As the exchanges move to the cloud, the interfacing trading platforms face a choice. Active market participants currently enjoy low and predictable latency to exchanges through co-location and DMA solutions. Sophisticated firms deploy a wide range of performant solutions, ranging from custom ASICS to proprietary operating systems on x86 architectures. Is it even possible to achieve the performance profiles of these systems using cloud native technologies and infrastructure?
This is what we set out to benchmark.
The Goal
Taking the use-case of Tick–to-Trade our experiments provide answers to the following questions:
- Using specific instance types, how long does it take to process a market data message, make a trade decision, and produce an order message, using a “simplistic” implementation – latency and throughput?
- Is it possible to improve the “simplistic” implementation using advanced networking and programming techniques – if so, by how much?
Tick-To-Trade
This use case simulates the workflow from receipt of a market signal to initiating a trade based on the signal. This workflow involves the following technical steps:
- Decode an incoming binary market data feed (SBE FIX) into a domain object
- Inspect the domain object for the feasibility of a trade
- Various complex strategies and computations could be used
- To eliminate timing variability of trade decision algorithms, we used a modulus operator on the sequence number of the message
- If the condition to trade rule evaluates positive, construct an outbound order message in SBE FIX format
- Send the outbound order message
- No-op if the trade rule evaluates to negative.
This effectively captures the amount of time taken to receive and process an inbound market signal, apply a simplistic trade decision algorithm, and send and receive an order on an external exchange.
All benchmarking leverage PCAP files represent actual production market data sourced from CME Group Datamine for CBOT Globex Equity Futures for the 08/28/2024 trading date. These files had 6,840,868 packets used in our analysis.
Test Runs
For our tick-to-trade benchmarking, we conducted a series of tests across different dimensions to evaluate performance on Google Cloud Platform's (GCP) C3 machine series. Our test matrix focused on several key factors: the GCP instance type, the packet ingress mechanism (kernel bypass vs. kernel space), the level of parallelism, and the replay speed of the market data. We also distinguished between in-process packet processing time and the total round-trip duration from the network interface (NIC) on one instance to the NIC on another.

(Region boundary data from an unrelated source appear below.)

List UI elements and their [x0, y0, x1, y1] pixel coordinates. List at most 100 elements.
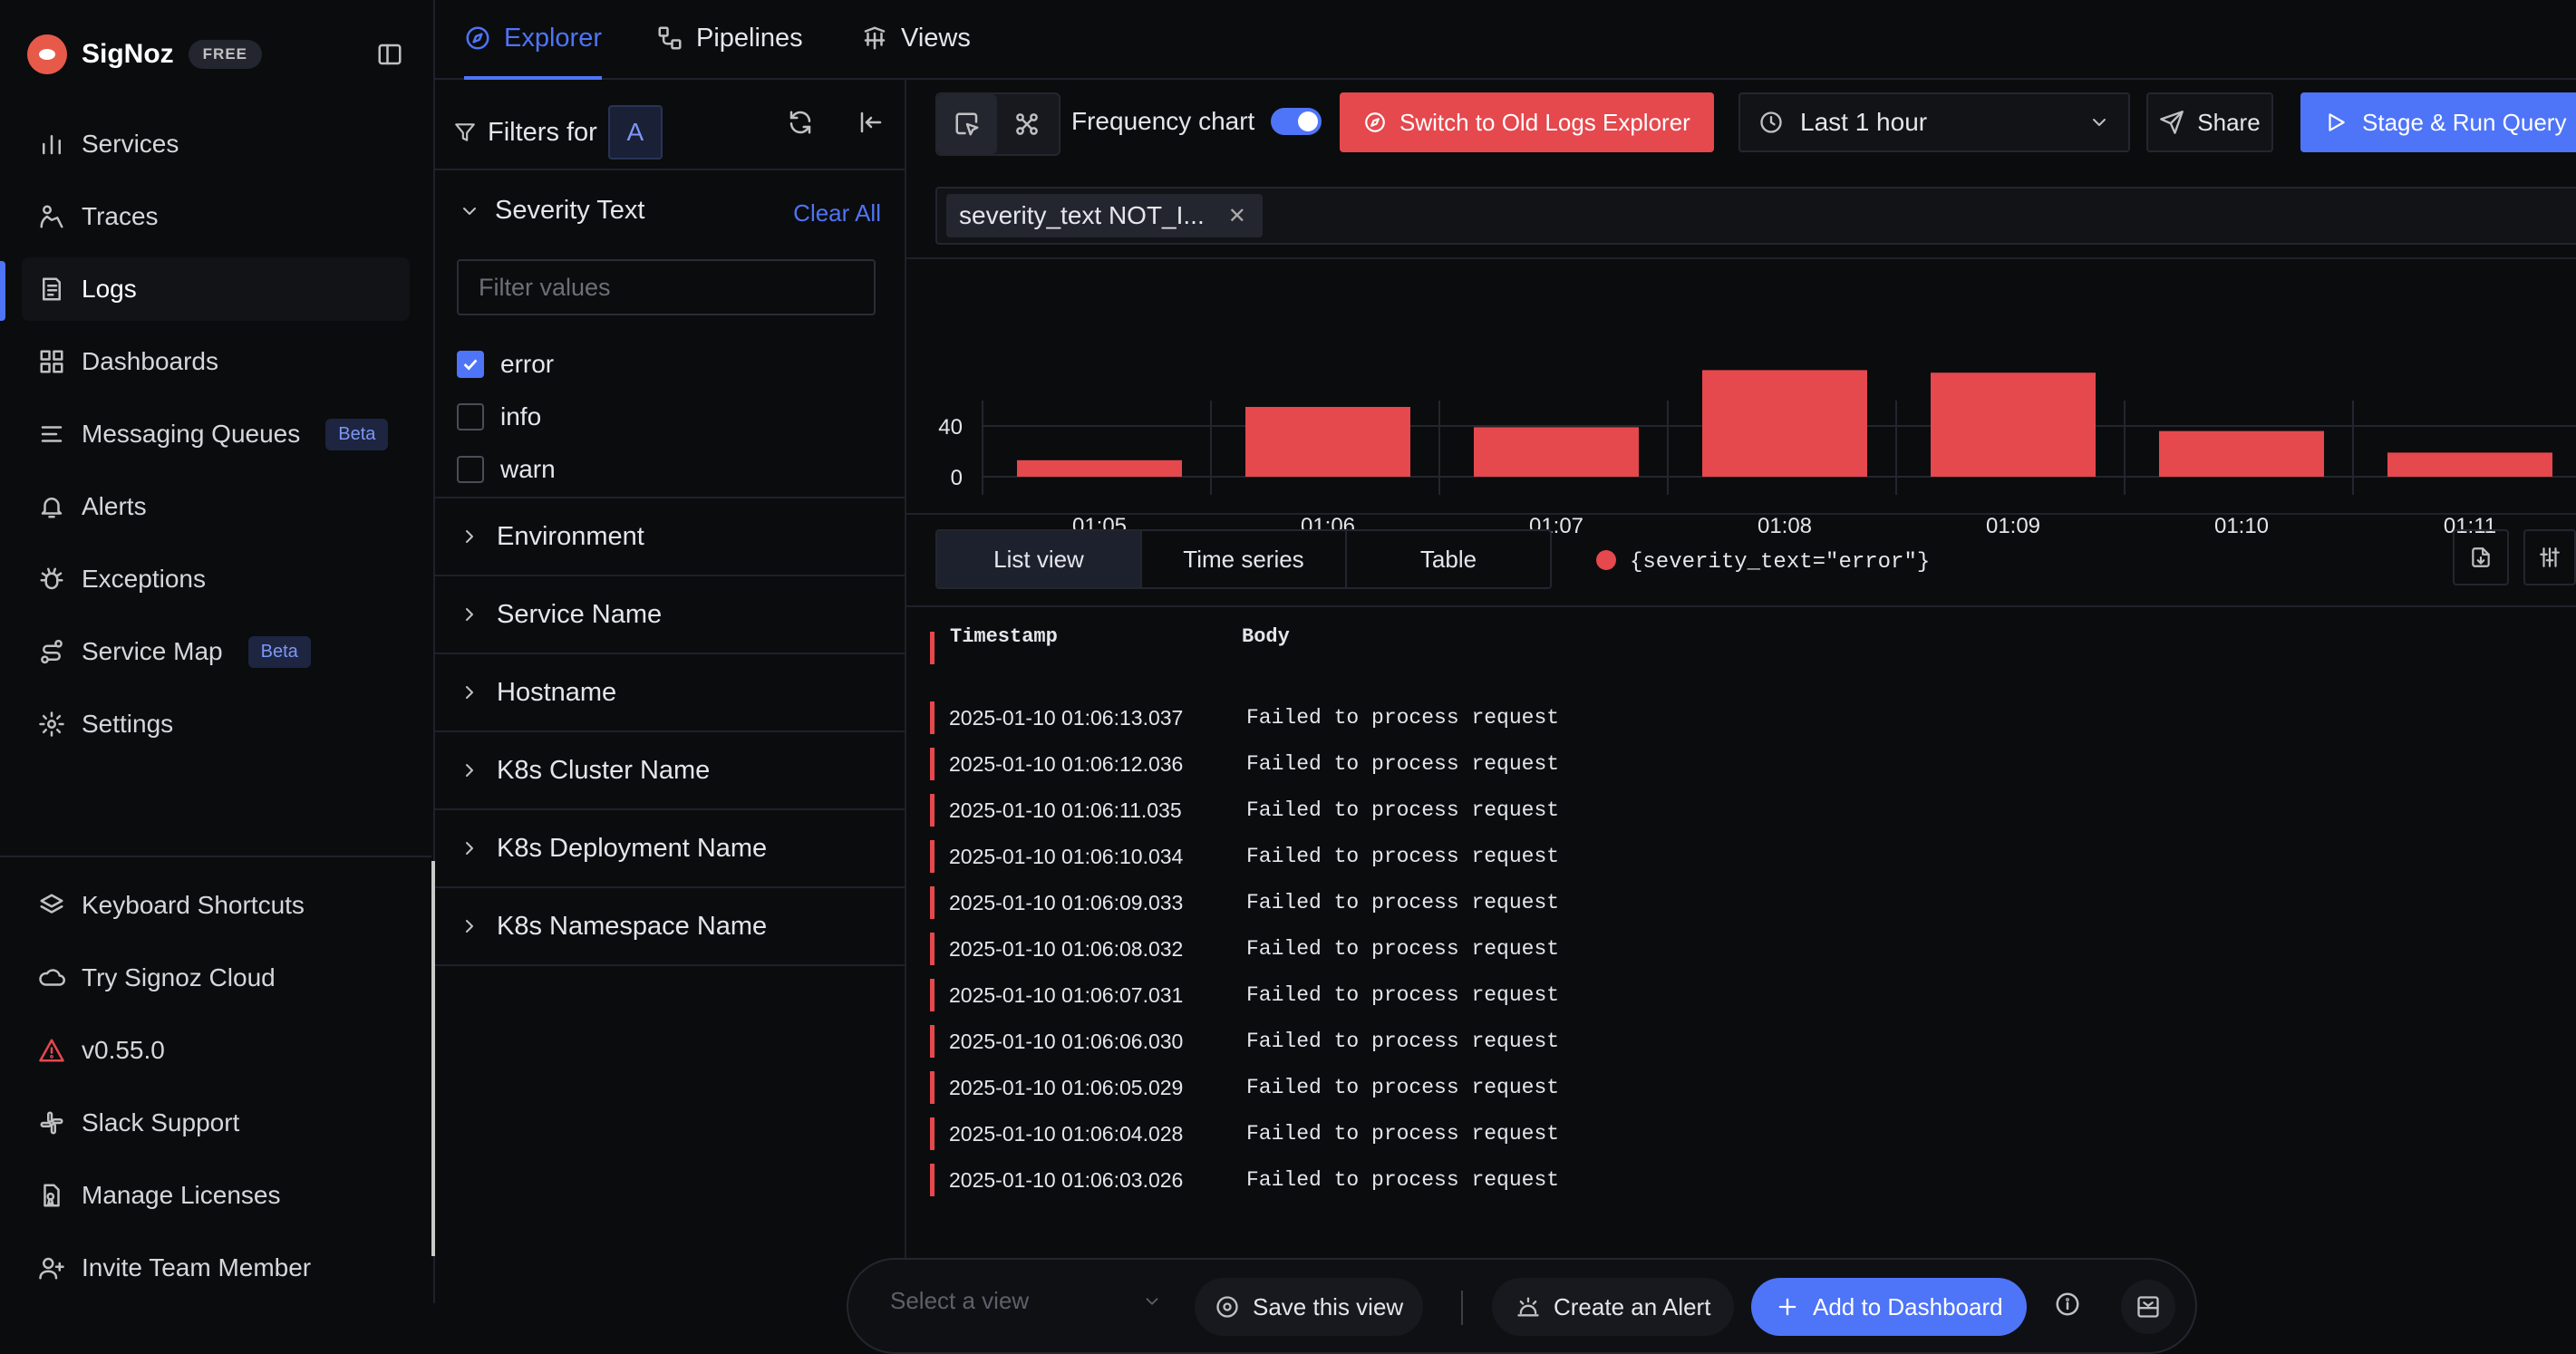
view-tabs: List view Time series Table — [935, 529, 1552, 589]
top-tabs: Explorer Pipelines Views — [435, 0, 2576, 80]
save-view-button[interactable]: Save this view — [1195, 1278, 1424, 1336]
sidebar-collapse-icon[interactable] — [372, 36, 408, 73]
dashboard-panel-icon[interactable] — [2121, 1280, 2175, 1334]
x-tick-label: 01:09 — [1986, 514, 2040, 538]
query-search-bar[interactable]: severity_text NOT_I... ✕ — [935, 187, 2576, 245]
plus-icon — [1775, 1294, 1800, 1320]
panel-toggle — [935, 92, 1060, 156]
sidebar-item-alerts[interactable]: Alerts — [22, 475, 410, 538]
compass-icon — [1363, 111, 1387, 134]
facet-k8s-cluster-name[interactable]: K8s Cluster Name — [435, 732, 905, 810]
log-body: Failed to process request — [1246, 1076, 1560, 1099]
select-cursor-icon[interactable] — [937, 94, 997, 154]
log-row[interactable]: 2025-01-10 01:06:08.032 Failed to process… — [930, 926, 1559, 972]
log-row[interactable]: 2025-01-10 01:06:10.034 Failed to process… — [930, 834, 1559, 879]
refresh-icon[interactable] — [787, 109, 814, 136]
option-label: info — [500, 402, 542, 430]
query-filter-chip[interactable]: severity_text NOT_I... ✕ — [946, 194, 1263, 237]
sidebar-item-v0-55-0[interactable]: v0.55.0 — [22, 1019, 410, 1082]
log-row[interactable]: 2025-01-10 01:06:07.031 Failed to process… — [930, 972, 1559, 1018]
sidebar-item-service-map[interactable]: Service Map Beta — [22, 620, 410, 683]
log-row[interactable]: 2025-01-10 01:06:13.037 Failed to process… — [930, 695, 1559, 740]
facet-environment[interactable]: Environment — [435, 498, 905, 576]
severity-option-error[interactable]: error — [457, 350, 554, 379]
log-row[interactable]: 2025-01-10 01:06:12.036 Failed to process… — [930, 741, 1559, 787]
sidebar-item-logs[interactable]: Logs — [22, 257, 410, 321]
sidebar-item-dashboards[interactable]: Dashboards — [22, 330, 410, 393]
brand[interactable]: SigNoz FREE — [27, 33, 263, 76]
clear-all-link[interactable]: Clear All — [793, 199, 881, 227]
filter-values-input[interactable] — [457, 259, 876, 315]
network-icon[interactable] — [997, 94, 1057, 154]
slack-icon — [38, 1109, 65, 1136]
query-letter-badge[interactable]: A — [607, 105, 663, 160]
severity-option-warn[interactable]: warn — [457, 455, 556, 484]
log-timestamp: 2025-01-10 01:06:11.035 — [949, 798, 1182, 822]
checkbox[interactable] — [457, 403, 484, 430]
tab-table[interactable]: Table — [1347, 531, 1550, 587]
chart-bar — [1474, 427, 1639, 477]
sidebar-item-slack-support[interactable]: Slack Support — [22, 1091, 410, 1155]
severity-option-info[interactable]: info — [457, 402, 541, 431]
filter-icon — [453, 121, 477, 144]
sidebar-item-label: Invite Team Member — [82, 1253, 312, 1281]
severity-bar — [930, 933, 935, 965]
traces-icon — [38, 203, 65, 230]
sidebar-item-try-signoz-cloud[interactable]: Try Signoz Cloud — [22, 946, 410, 1010]
log-body: Failed to process request — [1246, 845, 1560, 868]
warning-icon — [38, 1037, 65, 1064]
log-row[interactable]: 2025-01-10 01:06:06.030 Failed to process… — [930, 1019, 1559, 1064]
collapse-panel-icon[interactable] — [857, 109, 885, 136]
time-range-select[interactable]: Last 1 hour — [1738, 92, 2130, 152]
sidebar-item-settings[interactable]: Settings — [22, 692, 410, 756]
chevron-right-icon — [459, 526, 480, 547]
severity-filter-header[interactable]: Severity Text — [459, 196, 644, 226]
switch-old-explorer-button[interactable]: Switch to Old Logs Explorer — [1340, 92, 1714, 152]
tab-time-series[interactable]: Time series — [1142, 531, 1347, 587]
facet-label: Hostname — [497, 677, 617, 707]
severity-filter: Severity Text Clear All error info warn — [435, 170, 905, 498]
sidebar-item-label: Alerts — [82, 492, 147, 520]
log-row[interactable]: 2025-01-10 01:06:03.026 Failed to process… — [930, 1157, 1559, 1203]
chevron-right-icon — [459, 604, 480, 625]
close-icon[interactable]: ✕ — [1228, 203, 1246, 229]
tab-views[interactable]: Views — [861, 0, 971, 76]
beta-badge: Beta — [325, 418, 389, 450]
tab-pipelines[interactable]: Pipelines — [656, 0, 803, 76]
sidebar-item-messaging-queues[interactable]: Messaging Queues Beta — [22, 402, 410, 466]
checkbox[interactable] — [457, 351, 484, 378]
share-button[interactable]: Share — [2146, 92, 2273, 152]
download-icon[interactable] — [2453, 529, 2509, 585]
info-icon[interactable] — [2054, 1291, 2081, 1318]
add-to-dashboard-button[interactable]: Add to Dashboard — [1751, 1278, 2027, 1336]
sidebar-item-exceptions[interactable]: Exceptions — [22, 547, 410, 611]
facet-k8s-deployment-name[interactable]: K8s Deployment Name — [435, 810, 905, 888]
log-row[interactable]: 2025-01-10 01:06:04.028 Failed to process… — [930, 1111, 1559, 1156]
clock-icon — [1758, 110, 1784, 135]
sidebar-item-manage-licenses[interactable]: Manage Licenses — [22, 1164, 410, 1227]
tab-list-view[interactable]: List view — [937, 531, 1142, 587]
sidebar-item-invite-team-member[interactable]: Invite Team Member — [22, 1236, 410, 1300]
tab-explorer[interactable]: Explorer — [464, 0, 602, 80]
logs-list: Timestamp Body 2025-01-10 01:06:14.038Fa… — [906, 625, 2576, 1303]
log-row[interactable]: 2025-01-10 01:06:05.029 Failed to process… — [930, 1065, 1559, 1110]
sidebar-item-services[interactable]: Services — [22, 112, 410, 176]
create-alert-button[interactable]: Create an Alert — [1492, 1278, 1735, 1336]
sidebar-item-traces[interactable]: Traces — [22, 185, 410, 248]
facet-hostname[interactable]: Hostname — [435, 654, 905, 732]
brand-name: SigNoz — [82, 39, 174, 69]
log-row[interactable]: 2025-01-10 01:06:09.033 Failed to process… — [930, 880, 1559, 925]
select-view-dropdown[interactable]: Select a view — [890, 1287, 1162, 1315]
log-row[interactable]: 2025-01-10 01:06:11.035 Failed to process… — [930, 788, 1559, 833]
divider — [906, 257, 2576, 259]
facet-k8s-namespace-name[interactable]: K8s Namespace Name — [435, 888, 905, 966]
logs-icon — [38, 276, 65, 303]
checkbox[interactable] — [457, 456, 484, 483]
frequency-chart-toggle[interactable]: Frequency chart — [1071, 107, 1322, 136]
stage-run-query-button[interactable]: Stage & Run Query — [2300, 92, 2576, 152]
sidebar-item-label: Try Signoz Cloud — [82, 963, 276, 991]
sidebar-item-keyboard-shortcuts[interactable]: Keyboard Shortcuts — [22, 874, 410, 937]
options-sliders-icon[interactable] — [2523, 529, 2576, 585]
facet-service-name[interactable]: Service Name — [435, 576, 905, 654]
frequency-switch[interactable] — [1271, 108, 1322, 135]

We sourced our data from actual CME Group Datamine PCAP files, specifically for CBOT Globex Equity Futures on August 28, 2024, using a total of 6,840,868 packets for analysis. The benchmarking architecture was straightforward, consisting of two instances: a packet replay instance and a test instance. We ran two distinct modes of operation: kernel space packet processing, which uses standard POSIX socket interfaces, and kernel bypass packet processing. For the kernel bypass tests, we used ring buffers and CPU-pinning to enable parallel processing and better understand performance gains with an increasing number of processor cores.
Each test run was repeated three times, with outliers removed, and the results presented as an average of the remaining data. The in-process measurements recorded the time from when a packet was read into user space for decoding until the FIX order message was placed on the transmit queue. The round-trip duration was measured from the moment the market data packet left the replay instance’s NIC until the order message packet completed its round trip back to the same NIC. This dual approach allowed us to separate the fixed cost of packet transmission from the in-process software optimizations.
The Results
We had set out to determine whether standard cloud compute instances could support demanding financial services data workflows with an acceptable performance profile and no specialized compute infrastructure other than what’s provided with the stock instance type. We note and confirm the ability of a GCP-hosted market data processing infrastructure with baseline low latency in the range of 0.3 to 2.5µs in-process baselines with roundtrip latency of 24-26 µs.
These results prove that high performance, low latency data processing is feasible on stock cloud compute instances, lowering the barrier of entry and leveling the playing field for a wide variety of firms and eliminating the need for specialized hardware and proprietary processing toolkits.